Karena itu, pelaku industri bubur kertas dan kertas meminta pemerintah segera menciptakan iklim usaha yang kondusif dan bebas tudingan negatif dari LSM lingkungan.

Ketua Asosiasi Pengusaha Pulp dan Kertas (APKI) M. Mansyur menegaskan tanpa upaya itu, sektor ini tidak akan menikmati harga komoditas yang sedang tinggi.

"Biasanya harga pulp serat pendek berkisar pada angka US$670--US$850 per ton kawasan Asia. Kenaikannya sekarang cukup tajam, sehingga menguntungkan bagi industri pulp dan kertas di Tanah Air," ungkap Mansyur seperti dilansir Harian Bisnis Indonesia, Selasa.

Mansyur mengharapkan pemerintah tetap mendukung pertumbuhan industri pulp dan kertas yang selalu menjadi sasaran kampanye negatif sejumlah Lembaga Swadaya Masyarakat (LSM) asing yang melakukan kampanye terselubung.

"LSM asing itu menyerang keberadaan industri pulp dan kertas di Indonesia yang sangat prospektif dan menjadi terbesar di dunia. Ini adalah potensi yang ditakuti industri pulp dan kertas dunia lainnya."

Menurutnya, pemerintah harus mengambil sikap tegas terhadap kelompok LSM yang berulangkali melontarkan kecaman terhadap perkembangan industri hilir perkebunan kelapa sawit tersebut.

"Pemerintah harus bersikap tegas agar tidak memercayai sepenuhnya apa yang dilontarkan tuduhan LSM asing yang seolah-olah industri pulp dan kertas merusak kawasan hutan di Tanah Air."

Mansyur menyebutkan industri pulp dan kertas nasional pada 1970-an tercatat tujuh pabrik dengan kapasitas produksi 50.000 ton per tahun.

Namun sekarang, pabrik serupa sudah mencapai 80 unit perusahaan dengan kapasitas produksi mencapai 13 juta ton pulp dan kertas. Indonesia menempati peringkat 11 produsen kertas dunia dan peringkat ke-9 produsen pulp.

"Berdasarkan data yang ada di APKI, 40% produksi kertas dan 50% produksi pulp telah diekspor dengan nilai berkisar US$5 miliar hingga US$6 miliar per tahun."

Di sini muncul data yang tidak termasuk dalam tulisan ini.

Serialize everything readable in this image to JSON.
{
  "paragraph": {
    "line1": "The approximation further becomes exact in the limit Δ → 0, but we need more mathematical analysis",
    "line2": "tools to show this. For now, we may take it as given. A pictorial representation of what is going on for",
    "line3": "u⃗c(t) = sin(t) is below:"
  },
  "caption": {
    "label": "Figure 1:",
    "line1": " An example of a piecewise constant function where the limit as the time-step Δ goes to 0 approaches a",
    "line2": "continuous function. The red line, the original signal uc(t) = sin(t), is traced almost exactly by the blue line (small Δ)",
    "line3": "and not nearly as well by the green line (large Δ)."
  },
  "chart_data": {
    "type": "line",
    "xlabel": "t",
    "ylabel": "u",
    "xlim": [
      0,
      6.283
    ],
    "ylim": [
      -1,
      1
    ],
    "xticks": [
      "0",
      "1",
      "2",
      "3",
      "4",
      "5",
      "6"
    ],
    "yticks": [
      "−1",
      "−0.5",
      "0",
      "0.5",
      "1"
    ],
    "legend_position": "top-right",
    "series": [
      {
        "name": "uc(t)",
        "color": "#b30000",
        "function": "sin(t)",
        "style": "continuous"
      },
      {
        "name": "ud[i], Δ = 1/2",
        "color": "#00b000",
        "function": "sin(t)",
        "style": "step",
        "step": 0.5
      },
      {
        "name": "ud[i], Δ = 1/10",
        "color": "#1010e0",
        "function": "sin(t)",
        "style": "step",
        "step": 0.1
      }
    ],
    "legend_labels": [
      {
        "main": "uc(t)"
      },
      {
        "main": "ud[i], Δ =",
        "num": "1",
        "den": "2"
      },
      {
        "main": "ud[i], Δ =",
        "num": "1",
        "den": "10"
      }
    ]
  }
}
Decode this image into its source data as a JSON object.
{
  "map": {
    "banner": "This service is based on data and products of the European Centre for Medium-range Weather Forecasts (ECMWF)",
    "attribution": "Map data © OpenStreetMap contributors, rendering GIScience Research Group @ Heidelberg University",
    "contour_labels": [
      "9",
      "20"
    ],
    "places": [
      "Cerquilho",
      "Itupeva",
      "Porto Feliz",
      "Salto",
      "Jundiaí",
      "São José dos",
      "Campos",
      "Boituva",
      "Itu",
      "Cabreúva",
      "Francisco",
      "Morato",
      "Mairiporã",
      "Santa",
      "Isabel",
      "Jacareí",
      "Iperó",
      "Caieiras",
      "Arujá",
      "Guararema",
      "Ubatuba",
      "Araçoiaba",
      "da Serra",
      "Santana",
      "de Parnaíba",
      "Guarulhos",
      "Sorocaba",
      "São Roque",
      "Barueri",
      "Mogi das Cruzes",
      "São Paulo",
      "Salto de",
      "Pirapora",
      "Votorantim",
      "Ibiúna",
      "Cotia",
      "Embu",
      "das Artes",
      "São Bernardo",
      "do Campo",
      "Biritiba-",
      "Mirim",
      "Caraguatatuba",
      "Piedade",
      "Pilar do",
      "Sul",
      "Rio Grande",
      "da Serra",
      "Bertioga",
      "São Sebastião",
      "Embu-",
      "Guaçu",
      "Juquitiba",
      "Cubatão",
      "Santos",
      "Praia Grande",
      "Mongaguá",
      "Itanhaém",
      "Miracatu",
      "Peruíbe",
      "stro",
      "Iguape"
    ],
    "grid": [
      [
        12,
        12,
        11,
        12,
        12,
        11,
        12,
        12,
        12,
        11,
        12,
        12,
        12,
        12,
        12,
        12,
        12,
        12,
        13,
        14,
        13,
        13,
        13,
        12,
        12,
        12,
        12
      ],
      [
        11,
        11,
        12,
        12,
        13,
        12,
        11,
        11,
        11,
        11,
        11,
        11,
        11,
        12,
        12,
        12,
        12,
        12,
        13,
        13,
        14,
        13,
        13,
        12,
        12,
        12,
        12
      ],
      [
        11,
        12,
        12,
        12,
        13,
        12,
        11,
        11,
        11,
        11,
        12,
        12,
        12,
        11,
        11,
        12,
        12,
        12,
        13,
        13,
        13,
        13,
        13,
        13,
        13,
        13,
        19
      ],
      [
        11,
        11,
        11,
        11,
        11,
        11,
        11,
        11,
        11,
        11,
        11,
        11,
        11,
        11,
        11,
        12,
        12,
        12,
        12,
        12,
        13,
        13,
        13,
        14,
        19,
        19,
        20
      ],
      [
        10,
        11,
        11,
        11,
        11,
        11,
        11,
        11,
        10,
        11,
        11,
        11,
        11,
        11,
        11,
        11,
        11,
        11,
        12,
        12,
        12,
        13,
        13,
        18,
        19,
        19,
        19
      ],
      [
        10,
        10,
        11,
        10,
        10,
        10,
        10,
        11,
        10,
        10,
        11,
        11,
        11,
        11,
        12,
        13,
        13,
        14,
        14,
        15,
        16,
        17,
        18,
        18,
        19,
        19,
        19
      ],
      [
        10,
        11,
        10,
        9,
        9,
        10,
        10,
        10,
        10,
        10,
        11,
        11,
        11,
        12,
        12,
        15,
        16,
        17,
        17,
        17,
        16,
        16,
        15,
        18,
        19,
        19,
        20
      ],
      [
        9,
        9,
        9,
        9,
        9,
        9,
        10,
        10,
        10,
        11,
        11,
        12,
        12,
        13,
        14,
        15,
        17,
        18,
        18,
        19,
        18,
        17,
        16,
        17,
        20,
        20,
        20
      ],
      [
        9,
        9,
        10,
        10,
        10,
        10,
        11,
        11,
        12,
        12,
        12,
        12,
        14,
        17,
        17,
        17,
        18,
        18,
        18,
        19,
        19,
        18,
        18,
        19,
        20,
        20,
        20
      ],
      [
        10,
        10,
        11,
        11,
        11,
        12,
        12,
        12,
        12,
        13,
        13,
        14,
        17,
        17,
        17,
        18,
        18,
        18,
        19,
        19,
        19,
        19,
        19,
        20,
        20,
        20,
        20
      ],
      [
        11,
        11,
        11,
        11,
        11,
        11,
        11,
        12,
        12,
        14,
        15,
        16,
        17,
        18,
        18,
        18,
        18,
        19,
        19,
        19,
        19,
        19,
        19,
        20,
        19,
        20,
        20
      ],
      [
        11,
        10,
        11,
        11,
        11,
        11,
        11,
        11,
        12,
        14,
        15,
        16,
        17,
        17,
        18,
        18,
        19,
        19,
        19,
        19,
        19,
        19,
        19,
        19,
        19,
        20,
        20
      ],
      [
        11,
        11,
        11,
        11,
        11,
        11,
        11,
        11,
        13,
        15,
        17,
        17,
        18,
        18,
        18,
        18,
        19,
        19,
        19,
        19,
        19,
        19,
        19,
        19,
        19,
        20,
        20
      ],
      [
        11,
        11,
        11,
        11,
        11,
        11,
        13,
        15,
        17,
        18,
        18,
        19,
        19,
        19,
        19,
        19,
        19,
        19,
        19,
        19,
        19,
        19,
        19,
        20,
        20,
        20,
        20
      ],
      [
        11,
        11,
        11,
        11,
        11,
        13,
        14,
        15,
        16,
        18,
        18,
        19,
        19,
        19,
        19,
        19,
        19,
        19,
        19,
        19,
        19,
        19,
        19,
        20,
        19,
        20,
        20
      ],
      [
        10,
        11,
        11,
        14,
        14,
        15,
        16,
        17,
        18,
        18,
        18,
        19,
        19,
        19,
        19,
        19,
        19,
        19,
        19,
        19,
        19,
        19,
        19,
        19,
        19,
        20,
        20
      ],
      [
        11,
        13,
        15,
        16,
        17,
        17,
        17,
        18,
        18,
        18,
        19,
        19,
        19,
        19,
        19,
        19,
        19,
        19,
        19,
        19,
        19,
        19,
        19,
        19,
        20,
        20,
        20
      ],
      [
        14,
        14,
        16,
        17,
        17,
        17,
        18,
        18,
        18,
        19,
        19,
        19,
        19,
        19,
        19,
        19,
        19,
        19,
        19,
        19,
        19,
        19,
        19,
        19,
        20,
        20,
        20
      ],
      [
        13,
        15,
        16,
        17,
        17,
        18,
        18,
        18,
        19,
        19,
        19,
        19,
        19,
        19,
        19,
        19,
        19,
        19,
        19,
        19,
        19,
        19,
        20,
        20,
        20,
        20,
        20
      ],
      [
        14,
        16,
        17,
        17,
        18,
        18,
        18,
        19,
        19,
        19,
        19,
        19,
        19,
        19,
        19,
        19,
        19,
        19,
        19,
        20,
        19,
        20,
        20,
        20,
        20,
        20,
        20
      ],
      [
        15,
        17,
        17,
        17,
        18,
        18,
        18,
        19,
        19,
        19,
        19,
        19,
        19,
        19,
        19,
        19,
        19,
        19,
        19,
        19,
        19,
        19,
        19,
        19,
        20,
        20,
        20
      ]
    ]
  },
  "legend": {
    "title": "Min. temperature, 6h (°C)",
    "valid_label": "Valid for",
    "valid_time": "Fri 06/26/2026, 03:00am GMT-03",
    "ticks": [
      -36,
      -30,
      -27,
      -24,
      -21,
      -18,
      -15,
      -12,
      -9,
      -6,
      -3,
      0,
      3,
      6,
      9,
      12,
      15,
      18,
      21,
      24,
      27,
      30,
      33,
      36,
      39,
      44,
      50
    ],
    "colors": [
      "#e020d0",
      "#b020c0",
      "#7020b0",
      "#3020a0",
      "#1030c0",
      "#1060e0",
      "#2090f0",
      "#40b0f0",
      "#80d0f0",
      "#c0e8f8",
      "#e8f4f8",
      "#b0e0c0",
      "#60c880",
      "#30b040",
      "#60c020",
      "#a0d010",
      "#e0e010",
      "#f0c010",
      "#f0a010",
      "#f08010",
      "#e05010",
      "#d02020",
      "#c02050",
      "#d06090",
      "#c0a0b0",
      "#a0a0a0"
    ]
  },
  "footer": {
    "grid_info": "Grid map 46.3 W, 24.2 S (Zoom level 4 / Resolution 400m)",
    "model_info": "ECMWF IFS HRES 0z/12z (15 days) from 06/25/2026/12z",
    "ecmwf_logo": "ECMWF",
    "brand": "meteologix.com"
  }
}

Di sisi lain, fakta di lapangan me-nunjukkan kasus pembalakan liar masih terus terjadi. Pekan lalu, dugaan 3.300 batang kayu ilegal hinggap di log pond perusahaan ke-hu-ta-nan besar, PT Sumalindo Jaya Lestari.

Selain 3.300 batang log, Menteri Kehutanan Zulkifli Hasan juga mengungkapkan temuan kayu ilegal sebanyak 30.000 batang yang dipasok untuk tiga perusahaan, yaitu PT Sumalindo, PT Harimas, dan PT Segara Timber.

Dampak moratorium

Di sisi lain, Asosiasi Pengusaha Hutan Indonesia (APHI) meminta pemerintah tidak memberlakukan ketentuan moratorium terhadap permohonan atau izin usaha pemanfaatan hasil hutan kayu (IUPHHK) yang telah mendapatkan rekomendasi bupati dan gubernur.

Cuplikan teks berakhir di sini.